Aproximadamente seis meses atrás, pouco tempo depois do Chile ter conquistado pela primeira vez a Copa América dentro de casa, uma mudança pôs em xeque o futuro da seleção. Técnico que deu sequência ao trabalho de Marcelo Bielsa e que aumentou a grandeza do país com atuações expressivas e títulos, Jorge Sampaoli deixou o comando técnico por causa de mudanças na presidência da cúpula diretiva da confederação de futebol no país. Em substituição a Sampaoli, foi contratado Juan Antonio Pizzi. Argentino naturalizado espanhol, o novo técnico tinha a missão de dar continuidade a um trabalho vitorioso.
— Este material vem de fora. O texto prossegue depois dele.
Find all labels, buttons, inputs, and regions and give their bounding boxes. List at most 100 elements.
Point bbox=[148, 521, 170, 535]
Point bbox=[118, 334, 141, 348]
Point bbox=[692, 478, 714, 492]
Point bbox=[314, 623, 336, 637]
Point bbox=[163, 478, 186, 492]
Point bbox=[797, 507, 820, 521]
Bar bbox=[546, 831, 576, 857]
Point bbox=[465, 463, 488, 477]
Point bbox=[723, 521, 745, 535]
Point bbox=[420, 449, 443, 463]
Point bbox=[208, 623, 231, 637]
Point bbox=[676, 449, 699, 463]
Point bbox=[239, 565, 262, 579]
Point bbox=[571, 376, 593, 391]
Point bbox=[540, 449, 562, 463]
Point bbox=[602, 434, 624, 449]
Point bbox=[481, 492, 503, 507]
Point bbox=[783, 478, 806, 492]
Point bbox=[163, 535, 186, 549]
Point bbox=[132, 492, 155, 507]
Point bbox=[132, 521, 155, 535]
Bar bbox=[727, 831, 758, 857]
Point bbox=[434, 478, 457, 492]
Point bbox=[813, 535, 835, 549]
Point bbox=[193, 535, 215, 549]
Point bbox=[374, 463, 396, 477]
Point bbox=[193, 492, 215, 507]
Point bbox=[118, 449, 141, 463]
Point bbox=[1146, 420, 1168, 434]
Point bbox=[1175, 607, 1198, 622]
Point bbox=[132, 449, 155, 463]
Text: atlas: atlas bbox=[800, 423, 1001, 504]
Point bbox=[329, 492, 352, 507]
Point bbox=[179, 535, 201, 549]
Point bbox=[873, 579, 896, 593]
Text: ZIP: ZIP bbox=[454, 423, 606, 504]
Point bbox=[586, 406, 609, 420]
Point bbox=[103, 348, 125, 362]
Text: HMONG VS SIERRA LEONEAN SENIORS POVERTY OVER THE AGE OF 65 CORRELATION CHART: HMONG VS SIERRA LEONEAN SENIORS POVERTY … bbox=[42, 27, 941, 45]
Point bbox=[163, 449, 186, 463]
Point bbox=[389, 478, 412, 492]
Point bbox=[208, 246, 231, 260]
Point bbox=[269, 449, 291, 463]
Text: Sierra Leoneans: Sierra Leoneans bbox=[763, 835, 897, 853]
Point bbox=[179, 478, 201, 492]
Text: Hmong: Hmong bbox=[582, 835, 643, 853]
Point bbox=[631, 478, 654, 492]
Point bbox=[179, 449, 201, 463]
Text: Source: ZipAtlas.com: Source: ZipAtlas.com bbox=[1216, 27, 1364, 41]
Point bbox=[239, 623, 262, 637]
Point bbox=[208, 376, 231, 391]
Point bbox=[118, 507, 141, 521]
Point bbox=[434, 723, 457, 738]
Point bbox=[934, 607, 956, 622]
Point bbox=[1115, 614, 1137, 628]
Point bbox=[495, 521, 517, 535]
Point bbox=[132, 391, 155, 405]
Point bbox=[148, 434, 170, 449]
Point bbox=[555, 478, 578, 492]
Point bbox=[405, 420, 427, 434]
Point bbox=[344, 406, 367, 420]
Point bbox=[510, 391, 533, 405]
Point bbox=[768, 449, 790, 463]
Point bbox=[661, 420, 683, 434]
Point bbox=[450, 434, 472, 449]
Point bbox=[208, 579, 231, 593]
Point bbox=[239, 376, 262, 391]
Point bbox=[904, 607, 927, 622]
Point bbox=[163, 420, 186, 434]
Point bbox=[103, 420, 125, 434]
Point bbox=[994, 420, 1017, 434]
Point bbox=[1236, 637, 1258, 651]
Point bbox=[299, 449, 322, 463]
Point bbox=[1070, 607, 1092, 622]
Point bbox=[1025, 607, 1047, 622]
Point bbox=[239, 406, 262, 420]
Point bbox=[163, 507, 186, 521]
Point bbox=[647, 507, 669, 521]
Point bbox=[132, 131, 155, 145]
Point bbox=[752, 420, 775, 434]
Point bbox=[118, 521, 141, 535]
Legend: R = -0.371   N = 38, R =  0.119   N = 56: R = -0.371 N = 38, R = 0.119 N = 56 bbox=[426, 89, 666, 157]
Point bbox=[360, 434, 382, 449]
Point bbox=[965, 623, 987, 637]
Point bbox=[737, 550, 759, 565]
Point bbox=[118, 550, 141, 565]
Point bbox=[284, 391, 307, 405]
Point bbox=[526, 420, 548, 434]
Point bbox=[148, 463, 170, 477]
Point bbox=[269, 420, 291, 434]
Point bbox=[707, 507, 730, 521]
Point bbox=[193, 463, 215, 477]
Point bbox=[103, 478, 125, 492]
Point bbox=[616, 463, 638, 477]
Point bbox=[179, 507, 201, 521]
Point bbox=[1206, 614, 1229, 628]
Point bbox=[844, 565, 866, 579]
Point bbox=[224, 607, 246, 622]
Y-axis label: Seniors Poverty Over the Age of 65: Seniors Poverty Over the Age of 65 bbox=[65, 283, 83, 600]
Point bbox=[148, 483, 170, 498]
A princípio, os desafios foram maiores do que o esperado. Os primeiros jogos, válidos pelas Eliminatórias Sul-Americanas para a Copa do Mundo FIFA 2018, tiveram resultados aquém do esperado e instabilidade no início da trajetória. Sampaoli era criticado pela imprensa chilena por usar sempre o mesmo grupo de 14 ou 15 jogadores nas partidas oficiais e amistosas, realizar as mesmas modificações, uma equipe previsível, sem versatilidade.

Porém, a Copa América Centenário serviu para dar entrosamento a um grupo e, enfim, Pizzi pôde implantar sua filosofia de trabalho. A base da seleção foi mantida em relação a Sampaoli. Assim, nomes como Eduardo Vargas, Alexis Sánchez, Beauseajour, Arturo Vidal, entre outros, foram fundamentais para a conquista. Entretanto, nas partidas disputadas nos Estados Unidos, Pizzi conseguiu colocar em campo praticamente todos os convocados. Dos 23 convocados, 20 entraram em campo. Apenas o atacante Nicolás Catillo, além dos goleiros reservas Johnny Herrera e Cristopher Toselli não entraram em campo ainda. Há uma equipe base, mas não impede que novos jogadores sejam testados e tenham oportunidade, a exemplo de Edson Puch, Francisco Silva, Mark González, Mauricio Pinilla.

O início da Copa América Centenário não foi bom. Considerada a revanche contra a Argentina, a Albiceleste venceu por 2 a 1. A partir de então, os chilenos apresentaram melhora considerável na forma de jogar, principalmente nas fases eliminatórias. Ao terminar na segunda colocação do grupo e encarar o México, era previsto um desafio muito equilibrado, e os mexicanos tinham o apoio maciço do torcedor, mas o Chile destoou. Após abrir boa vantagem de 2 a 0 no primeiro tempo, não diminuiu o ímpeto ofensivo e aproveitou os enormes espaços cedidos por El Tri para impor uma histórica goleada de 7 a 0.

Nas semifinais contra a Colômbia, o placar não se repetiu. Mas La Roja decidiu o jogo nos dez minutos iniciais. Os fatores climáticos e a postura do adversário eram diferentes, mas ainda assim, o reagrupamento defensivo, a organização para marcar e a velocidade na transição entre defesa e ataque foi fundamental para o Chile superar fortes adversários sem sustos.

Em mais um duelo contra a Argentina, Juan Antonio Pizzi vai tentar impor a mesma estratégia de jogo. Evidente que vai haver bem mais cautela porque os rivais estão animados e apresentam um bom futebol. Ainda assim, o comandante vai relembrar os tempos de rivalidade com o técnico Gerardo "Tata" Martino (Rosario Central x Newell's Old Boys na época de jogador e Valencia x Barcelona como técnico) para obter sucesso. Com um futebol envolvente, ainda que em pouco tempo de trabalho, Juan Antonio Pizzi pode ser reconhecido pela manutenção da boa fase vivida pelo Chile no continente americano.